Les cireurs de pompe du pouvoir

On ne tombera pas dans la banalité en lançant des attaques ad hominem. Même contre Patrick Cohen, défenseur assumé et revendiqué de sa communauté, de sa caste et du mondialisme triomphant. Tout pour plaire, donc.

 

Patrick Cohen, comme tant d’autres, présente certaines caractéristiques dans son profil. On soulignera une communauté très influente, une caste omni puissante et quant au mondialisme si ça perd du terrain c’est encore bien ancré.

Soutenu par sa consoeur complice la môme Lemoine, au sourire carnassier et au tempérament acariâtre qui vire du plateau les méchants invités qui égratignent son idole Cohen, celui-ci a tout loisir de déverser sa bile nourrie à la doxa dominante.

 

Patrick Cohen mène les interrogatoires à la façon de l’accusateur public, épaulé par ses deux assesseurs, Pierre Lescure et Antoine Genton, sous l’oeil de la procureure générale Anne-Elisabeth Lemoine.

Dans son émission, l’animatrice renvoie l’ascenseur à ceux qui ont favorisé sa propre ascension, mais ont subi des revers de fortune, du fait de leur engagement partisan dans les media. Ainsi héberge-t-elle Patrick Cohen, qui fut l’un de ses collègues sur France Inter, dont il sera chassé à deux reprises – dont mai …2017: il ira sur Europe 1, propriété de Lagardère (comme Elle, Paris Match, Télé 7 jours, Le Journal du dimanche, etc), un patron dont Ismaël Emelien fut un communicant avant de rejoindre Macron – ; Antoine Genton, journaliste qui mena la grève de la chaîne i-Télé, à l’automne 2016, avant de devenir CNews, détenue par Vincent Bolloré, qui annonça avoir voté Hidalgo en 2013) ; et Pierre Lescure, chroniqueur qui fut le patron de Lemoine, quand il dirigeait Canal+ (1983-2002) qu’il cofonda avec André Rousselet, un intime de François Mitterrand, aujourd’hui aux mains de Bolloré).

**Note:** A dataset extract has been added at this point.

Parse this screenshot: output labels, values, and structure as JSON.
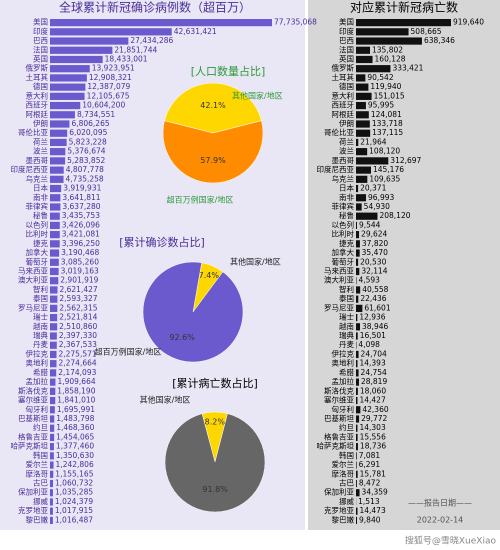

Patrick Cohen attaque donc habituellement avec des chiffres lus dans ses fiches (plat de résistance habituel des ‘fact-checkeurs’)

 

Voyons le cas récent de NDA : Nicolas Dupont-Aignan répond sans notes, non sans un propos liminaire pour signaler les inégalités de traitement entre les responsables politiques dans les media, notamment leurs sondages de commande, cités d’entrée de jeu, sourire aux lèvres, par la malveillante animatrice qui avait choisi les références les plus défavorables, ce qui ne manqua pas de tendre l’atmosphère : l’invité maltraité voulut réagir – déclenchant un ricanement chez l’animatrice consciente de sa provocation et qui ne dissimule pas sa satisfaction d’avoir indigné son hôte – mais le quarteron de journalistes s’appliqua aussitôt à entraver son invité dans sa liberté de parole.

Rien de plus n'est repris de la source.